I'm currently at a bit of a crossroad in my life.

I love singing and opera, and since the age of 15, it is what I have wanted to dedicate my life to. I started training towards a career as an opera singer.

Cut to 10 years later, aged 25. I moved abroad and spent a year figuring things out and reflecting on my life.

I still am extremely passionate about singing and opera, but something has changed.

I had dreams of becoming a professional opera singer, and up until recently, this has been my main goal. However, the older I get, and the more knowledge I gain about the industry as it currently stands, I realise that this may not be exactly the right path for me. This is not because I lack the competences to be able to do it, but simply because there are aspects of the career which are revealing themselves to be potential deal-breakers.

Let me be clear, it is not the work which I have a problem with, and I am NOT putting an end to that: I love to sing, I love the music, I love to immerse myself in all that a performance entails, I love to learn, I love to refine my skills, I love the personal growth which happens as a part of improving as an artist, I love the business side of things - marketing, networking, and all that jazz...
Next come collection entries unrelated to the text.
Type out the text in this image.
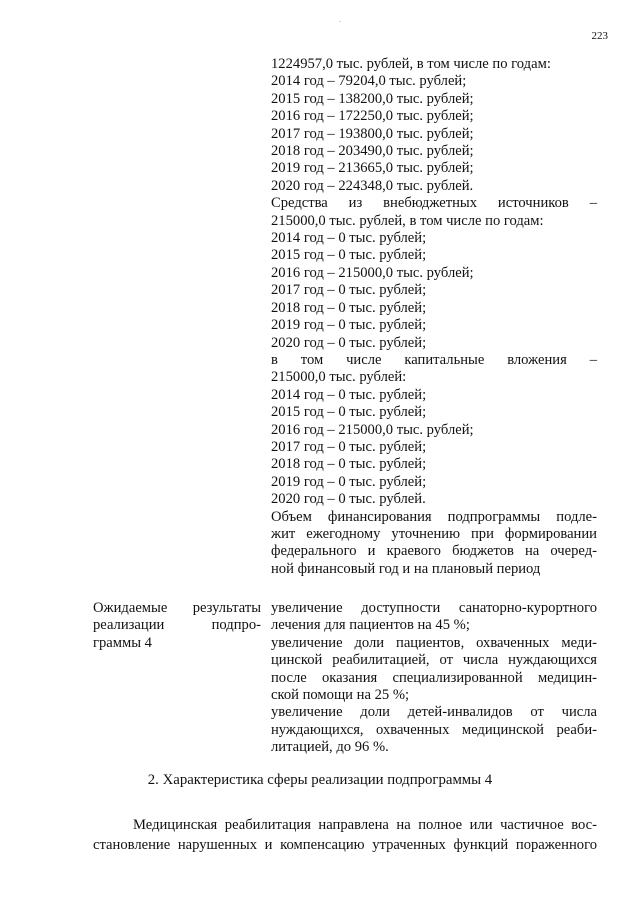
223
·
1224957,0 тыс. рублей, в том числе по годам:
2014 год – 79204,0 тыс. рублей;
2015 год – 138200,0 тыс. рублей;
2016 год – 172250,0 тыс. рублей;
2017 год – 193800,0 тыс. рублей;
2018 год – 203490,0 тыс. рублей;
2019 год – 213665,0 тыс. рублей;
2020 год – 224348,0 тыс. рублей.
Средства из внебюджетных источников –
215000,0 тыс. рублей, в том числе по годам:
2014 год – 0 тыс. рублей;
2015 год – 0 тыс. рублей;
2016 год – 215000,0 тыс. рублей;
2017 год – 0 тыс. рублей;
2018 год – 0 тыс. рублей;
2019 год – 0 тыс. рублей;
2020 год – 0 тыс. рублей;
в том числе капитальные вложения –
215000,0 тыс. рублей:
2014 год – 0 тыс. рублей;
2015 год – 0 тыс. рублей;
2016 год – 215000,0 тыс. рублей;
2017 год – 0 тыс. рублей;
2018 год – 0 тыс. рублей;
2019 год – 0 тыс. рублей;
2020 год – 0 тыс. рублей.
Объем финансирования подпрограммы подле-
жит ежегодному уточнению при формировании
федерального и краевого бюджетов на очеред-
ной финансовый год и на плановый период
Ожидаемые результаты
реализации подпро-
граммы 4
увеличение доступности санаторно-курортного
лечения для пациентов на 45 %;
увеличение доли пациентов, охваченных меди-
цинской реабилитацией, от числа нуждающихся
после оказания специализированной медицин-
ской помощи на 25 %;
увеличение доли детей-инвалидов от числа
нуждающихся, охваченных медицинской реаби-
литацией, до 96 %.
2. Характеристика сферы реализации подпрограммы 4
Медицинская реабилитация направлена на полное или частичное вос-
становление нарушенных и компенсацию утраченных функций пораженного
My main issues with the career itself are as follows:

- The uncertainty and lack of security: I'm a planner, a worrier, a stresser, a panicker, a perfectionist. These traits are not a good thing when pursuing a career as a performer. My stress levels are often higher than they probably should be, and throughout my life, this has often been reflected in performance.

- Waiting: I'm not someone who likes to rely on too many external influences when it comes to getting where I want to in life. I am ambitious, and am happy to seek/create my own opportunities. Of course, sometimes it is necessary to wait, and I appreciate that there is a time and a place for waiting. However, I am at a point where working jobs, which do not lead in the direction I want, just for money to be able to afford my next lesson or audition application, is getting tiresome. Waiting on approval by people with power. Waiting on phone calls and emails which may never come. Waiting to be given a chance, at last, once you stop being told that you just need to wait. It is not the fact of having to wait that is difficult; the problem is that there are so many THINGS to wait for.

- The cost: It is expensive to pursue opera singing. From degrees, to lessons, to coachings, to outfits, to audition applications, to auditions themselves, to marketing expenses, and the list goes on... all out of your own pocket. My bank account balance and student loan debt are increasingly growing in priority.

So, where am I at?

I am currently contracted as an au pair until July, so I have until then (the sooner, the better, however) to figure out my next steps. At this point, there is one option in particular which is standing out to me, where I would be still working in the opera world, just not as an opera singer. More on that if it happens. I'm also listing my other options.

Whatever happens, I still intend to continue to develop my skills as an opera singer, and to continue to seek opportunities to perform etc at a high level. I have some performances coming up, which I am very much looking forward to. I will just be placing less of a focus on making that my career. Allowing myself to broaden out a bit, and do more of what brings my life fulfillment. I'm still on the same road, I'm just changing lanes.